Validation Notes on Jewish Markers

This posting will review some of the material we have previously made available about the science behind our three Jewish markers in the autosomal 18 Marker Ethnic Panel. First, it may be worthwhile to recount the chronology of our testing innovations in this area.

2006 – DNA Consultants introduces the DNA Fingerprint Test, one of the first simple autosomal ancestry tests based on population databases.

2009 – Donald N. Yates, Ph.D., principal investigator, makes the discoveries in July that lay the foundation for the DNA Fingerprint Plus, rolled out in early September. The enhanced product includes simple autosomal markers for Native American, European, Jewish, Asian and African ancestry, based upon their frequencies of occurrence in these ethnicities.

2010 – Several important studies on Jewish genetics appear; DNA Consultants introduces Jewish DNA Test.

2011 – DNA Consultants releases version 2.0 of its autosomal population database atDNA, marking the addition of the population Melungeon (n=40).

Theodor Herzl

One of the first of the Jewish markers to be blogged about was Jewish II, characteristic of Ashkenazi Jews. Theodor Herzl, the nineteenth-century Austro-Hungarian Zionist thinker-organizer who helped inspire the founding of the State of Israel, is an example of a famous Ashkenazi Jew. There was another post titled Jewish Marker II Statistical Notes.

A post on Jewish I soon followed, together with a discussion about its European connections. There has been an ongoing discussion on the Jewish Forum on DNA Communities.

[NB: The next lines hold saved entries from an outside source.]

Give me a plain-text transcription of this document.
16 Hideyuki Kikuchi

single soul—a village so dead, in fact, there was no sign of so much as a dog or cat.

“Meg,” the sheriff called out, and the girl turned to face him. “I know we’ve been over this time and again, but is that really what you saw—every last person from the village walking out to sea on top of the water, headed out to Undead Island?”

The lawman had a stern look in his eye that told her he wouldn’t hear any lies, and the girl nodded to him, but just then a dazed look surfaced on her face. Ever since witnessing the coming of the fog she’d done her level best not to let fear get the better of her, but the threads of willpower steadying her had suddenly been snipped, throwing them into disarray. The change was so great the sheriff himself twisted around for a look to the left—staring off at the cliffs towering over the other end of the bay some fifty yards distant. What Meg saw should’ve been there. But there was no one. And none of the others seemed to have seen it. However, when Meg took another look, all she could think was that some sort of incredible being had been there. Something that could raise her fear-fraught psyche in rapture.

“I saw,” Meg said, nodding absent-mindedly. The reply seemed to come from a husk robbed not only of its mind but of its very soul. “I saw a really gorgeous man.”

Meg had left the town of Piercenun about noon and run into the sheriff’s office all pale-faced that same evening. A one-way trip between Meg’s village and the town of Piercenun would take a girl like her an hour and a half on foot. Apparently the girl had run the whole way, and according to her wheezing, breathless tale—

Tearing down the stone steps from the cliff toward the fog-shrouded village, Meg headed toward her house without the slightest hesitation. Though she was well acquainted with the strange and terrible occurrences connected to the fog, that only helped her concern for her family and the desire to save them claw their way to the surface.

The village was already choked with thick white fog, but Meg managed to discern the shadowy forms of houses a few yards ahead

Jewish III has been the slowest to emerge. Its Middle Eastern nature has been explored and expanded upon in several threads on DNA Communities.

In the Fall of 2010, our project administrator tabulated results for more than 450 people who had ordered a Jewish Ancestry Test through our partner Jewish Voice. It was found that 99.97% showed at least one Jewish marker, that is, had some Jewish ancestry. Some had all three markers while others had a combination of the three in some way. The informal study indicated 74% of Jewish Ancestry Test takers had Jewish I, 30% had Jewish II and 82% Jewish III.